Product Feed Optimization

Once your spreadsheet is set up, it’s time to optimize. It’s tempting to just dump the data into Google and hope for the best, but you’re missing a huge opportunity. Most online stores will generate a shopping feed (or a CSV file) that aren’t optimal. For example, they’ll use all categories and subcategories for the product category name: If I have a product that’s in shoes::dress shoes::black, the store will actually make that the category.

But people don’t look for ‘shoes::dress shoes::black’. They’ll search for ‘black dress shoes’. So you’ll never get found.

See, product search is very literal. If you sell ‘shoes’ but put them in a category called ‘footwear’ on your site and in your feed, you’ll never get a top product search result for ‘shoes’.

So your product feed edits should center around search phrases with commercial intent. Here’s how I do it:

  1. Open your humungous spreadsheet. Let out a sigh. Get it out of the way now. OK, nicely done.
  2. Sort the spreadsheet by product category, department, or whatever you call it on your site. Examples of categories are ‘shoes’, ‘day planners’, ‘books’ or ‘fiction’. Whatever you call them, sort by those.
  3. Search each category using Google’s External Adwords Keywords Tool. While the Google keyword tool isn’t any great shakes these days, it’s a good place to start.
  4. Also search for categories in Google Product Search. See if they exist, and whether they have a good collection of products in them. That’s another good hint that a category is worth pursuing.
  5. Find the least-competitive, most-searched version of your category name.
  6. In your spreadsheet, replace all instances of the original category name with the one you found in the keyword search. Repeat for every category.
  7. Next, look at your product names. Do you include the target key phrase in the name? For example, if you sell Pocky, all related products should include the word Pocky. So ‘Glico 2 oz box’ becomes ‘Glico Pocky: 2 oz box’. Edit all names accordingly.
  8. If you’re really a glutton for punishment, edit all of your product descriptions so that the essential information is in the first 10-15 words. Most product search tools will truncate the description, so details must come first.
  9. If the search engine has custom attributes such as size, color, style, etc. fill those in, too. If you’re the only person selling bright green canvas socks, those custom attributes are your ticket to a top position.

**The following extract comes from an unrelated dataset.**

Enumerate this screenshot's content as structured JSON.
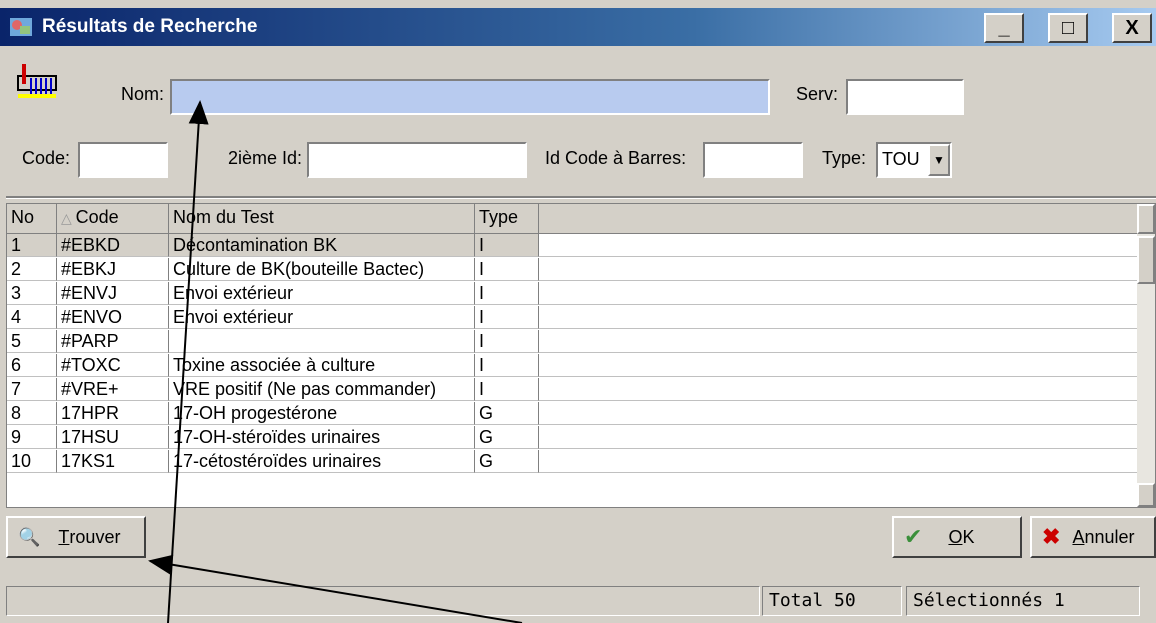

That’s it. Once you’re done, save the spreadsheet and upload it. After a few days, do a few searches on relevant keywords and see how you’re doing. I check weekly when I can, and make little adjustments here and there.

Product Feed Don’ts

Do not:

  1. Use your pre-made cart’s direct-to-search engine submission tool. Again: That will dump unoptimized product information into the search engines’ product search tools. You need to optimize first.
  2. Attempt to spam by packing keywords into descriptions. It’s just not worth it. The product description isn’t that great a signal for ranking in product search, and you’ll end up with descriptions that sound stupid. That, in turn, will mean no one buys your product.
  3. Put ‘CLICK HERE TO BUY!’ or ‘BEST PRICES EVER’ in your product information. Most of us know cheeseball when we see it. Stick to the details.
  4. Change pricing in the feed to try to get folks to click through, then show a higher price on your site. That’s illegal.

Feed Services

There are several feed services out there that’ll take your products and submit them for you. SingleFeed is my favorite. They cost, but they also provide tools to make editing easier. Plus, they do all the work of keeping abreast of new standards, changes (like the ones Bing seems to make so often) and the like. And, they’ll submit your feed to many of the comparison engines out there, too. Those engines don’t generate tons of traffic, but it’s high-converting traffic.